The district had been classified by the New Jersey Department of Education as being in District Factor Group "CD", the sixth-highest of eight groupings. District Factor Groups organize districts statewide to allow comparison by common socioeconomic characteristics of the local districts. From lowest socioeconomic status to highest, the categories are A, B, CD, DE, FG, GH, I and J.

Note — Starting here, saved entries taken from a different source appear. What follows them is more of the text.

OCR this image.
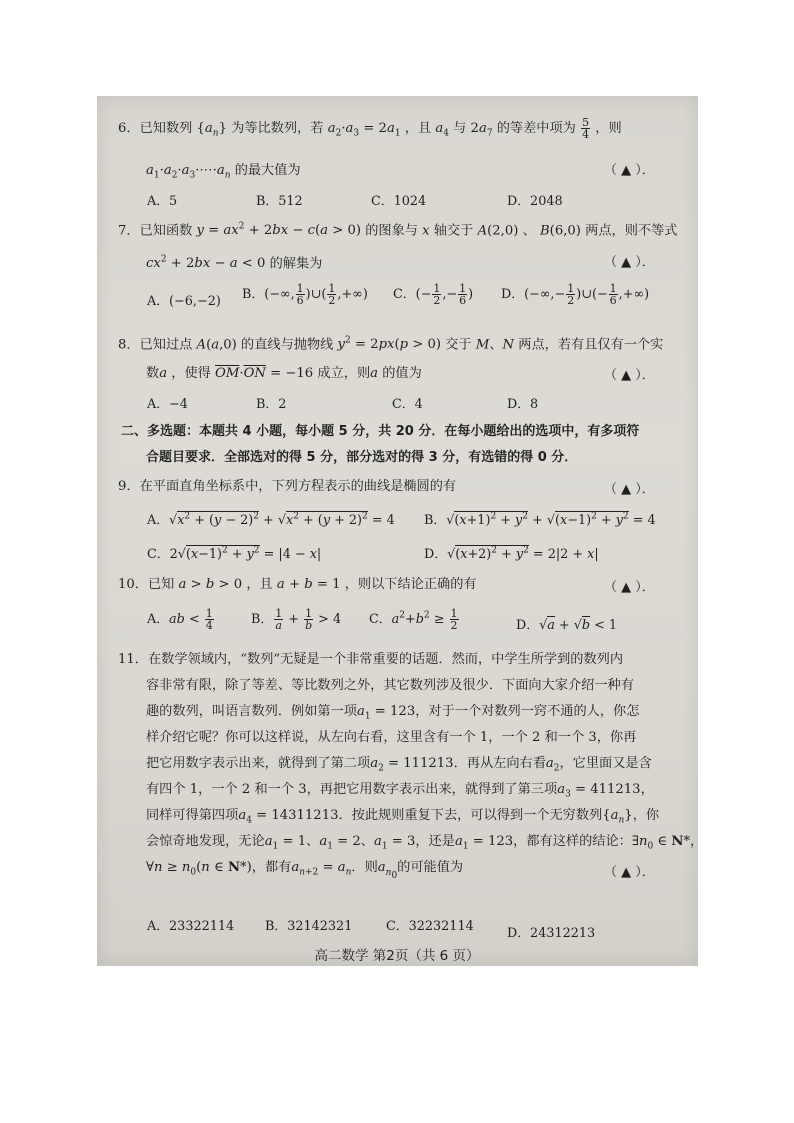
6．已知数列 $\{a_n\}$ 为等比数列，若 $a_2\cdot a_3 = 2a_1$ ，且 $a_4$ 与 $2a_7$ 的等差中项为 $\frac{5}{4}$ ，则
$a_1\cdot a_2\cdot a_3\cdot\cdots\cdot a_n$ 的最大值为	（ ▲ ）．
A．5	B．512	C．1024	D．2048
7．已知函数 $y = ax^2 + 2bx - c(a > 0)$ 的图象与 x 轴交于 A(2,0) 、 B(6,0) 两点，则不等式
$cx^2 + 2bx - a < 0$ 的解集为	（ ▲ ）．
A．(−6,−2) B．(−∞, $\frac{1}{6}$ )∪( $\frac{1}{2}$ ,+∞) C．(− $\frac{1}{2}$ ,− $\frac{1}{6}$ ) D．(−∞,− $\frac{1}{2}$ )∪(− $\frac{1}{6}$ ,+∞)
8．已知过点 A(a,0) 的直线与抛物线 $y^2 = 2px(p > 0)$ 交于 M、N 两点，若有且仅有一个实
数a ，使得 $\overline{OM}\cdot\overline{ON} = -16$ 成立，则a 的值为	（ ▲ ）．
A．−4	B．2	C．4	D．8
二、多选题：本题共 4 小题，每小题 5 分，共 20 分．在每小题给出的选项中，有多项符
合题目要求．全部选对的得 5 分，部分选对的得 3 分，有选错的得 0 分．
9．在平面直角坐标系中，下列方程表示的曲线是椭圆的有	（ ▲ ）．
A．$√x^2 + (y - 2)^2 + √x^2 + (y + 2)^2 = 4$ B．$√(x+1)^2 + y^2 + √(x-1)^2 + y^2 = 4$
C．$2√(x-1)^2 + y^2 = |4 - x|$	D．$√(x+2)^2 + y^2 = 2|2 + x|$
10．已知 a > b > 0 ，且 a + b = 1 ，则以下结论正确的有	（ ▲ ）．
A．ab < $\frac{1}{4}$	B． $\frac{1}{a} + \frac{1}{b} > 4$ C．$a^2+b^2 \ge \frac{1}{2}$	D．√a + √b < 1
11．在数学领域内，“数列”无疑是一个非常重要的话题．然而，中学生所学到的数列内
容非常有限，除了等差、等比数列之外，其它数列涉及很少．下面向大家介绍一种有
趣的数列，叫语言数列．例如第一项$a_1 = 123$，对于一个对数列一窍不通的人，你怎
样介绍它呢？你可以这样说，从左向右看，这里含有一个 1，一个 2 和一个 3，你再
把它用数字表示出来，就得到了第二项$a_2 = 111213$．再从左向右看$a_2$，它里面又是含
有四个 1，一个 2 和一个 3，再把它用数字表示出来，就得到了第三项$a_3 = 411213$，
同样可得第四项$a_4 = 14311213$．按此规则重复下去，可以得到一个无穷数列$\{a_n\}$，你
会惊奇地发现，无论$a_1 = 1$、$a_1 = 2$、$a_1 = 3$，还是$a_1 = 123$，都有这样的结论：$\exists n_0$ ∈ N*，
∀n ≥ $n_0(n$ ∈ N*)，都有$a_{n+2} = a_n$．则$a_{n_0}$的可能值为	（ ▲ ）．
A．23322114 B．32142321	C．32232114	D．24312213
高二数学 第2页（共 6 页）
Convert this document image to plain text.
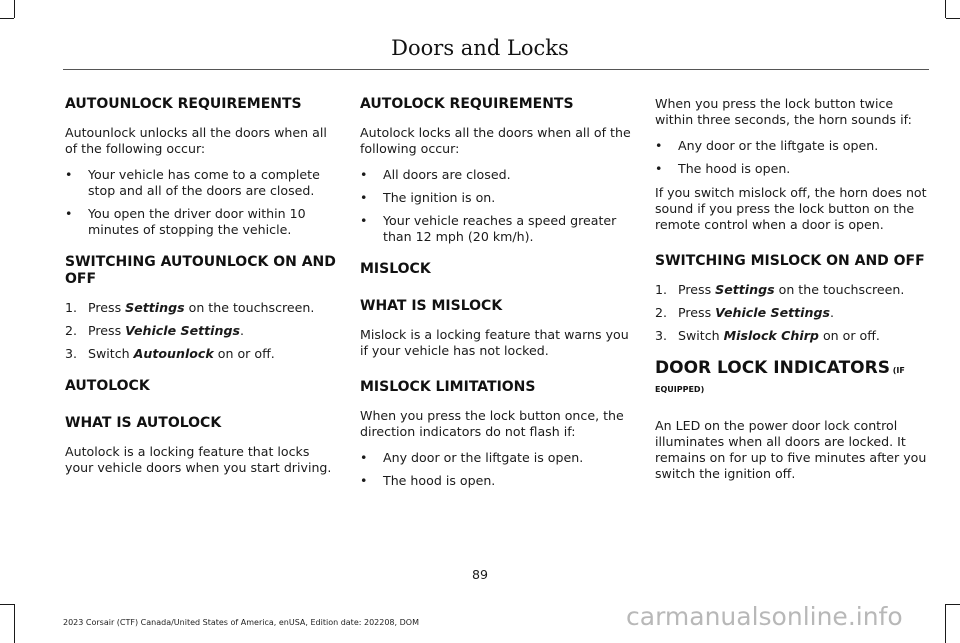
Doors and Locks
AUTOUNLOCK REQUIREMENTS

Autounlock unlocks all the doors when all of the following occur:

• Your vehicle has come to a complete stop and all of the doors are closed.
• You open the driver door within 10 minutes of stopping the vehicle.
SWITCHING AUTOUNLOCK ON AND OFF
1. Press Settings on the touchscreen.
2. Press Vehicle Settings.
3. Switch Autounlock on or off.
AUTOLOCK
WHAT IS AUTOLOCK

Autolock is a locking feature that locks your vehicle doors when you start driving.

AUTOLOCK REQUIREMENTS

Autolock locks all the doors when all of the following occur:

• All doors are closed.
• The ignition is on.
• Your vehicle reaches a speed greater than 12 mph (20 km/h).
MISLOCK
WHAT IS MISLOCK

Mislock is a locking feature that warns you if your vehicle has not locked.

MISLOCK LIMITATIONS

When you press the lock button once, the direction indicators do not flash if:

• Any door or the liftgate is open.
• The hood is open.

When you press the lock button twice within three seconds, the horn sounds if:

• Any door or the liftgate is open.
• The hood is open.

If you switch mislock off, the horn does not sound if you press the lock button on the remote control when a door is open.

SWITCHING MISLOCK ON AND OFF
1. Press Settings on the touchscreen.
2. Press Vehicle Settings.
3. Switch Mislock Chirp on or off.
DOOR LOCK INDICATORS (IF EQUIPPED)

An LED on the power door lock control illuminates when all doors are locked. It remains on for up to five minutes after you switch the ignition off.

89
2023 Corsair (CTF) Canada/United States of America, enUSA, Edition date: 202208, DOM	carmanualsonline.info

An annex was constructed in 2001 across the street from the Faust main building which includes a small office and four classrooms used for pre-kindergarten and fifth graders. McKenzie School is used for children from pre-kindergarten until third grade.

== Schools ==
Schools in the district (with 2023–24 enrollment data from the National Center for Education Statistics) are:
- McKenzie School with 376 students in grades PreK–3
  - Brian Barrow, principal
- Lincoln School with 153 students in grades 4–5
  - Peter Vilardi, principal
- Alfred S. Faust School with 232 students in grades 6–8
  - Regina Barrale, principal

== Administration ==
Core members of the district's administration are:
- Frank Scarafile, interim superintendent
- Alessandro Verace, business administrator and board secretary

==Board of education==
The district's board of education, comprised of seven members, sets policy and oversees the fiscal and educational operation of the district through its administration. As a Type II school district, the board's trustees are elected directly by voters to serve three-year terms of office on a staggered basis, with either two three seats up for election each year held (since 2014) as part of the November general election. The board appoints a superintendent to oversee the district's day-to-day operations and a business administrator to supervise the business functions of the district.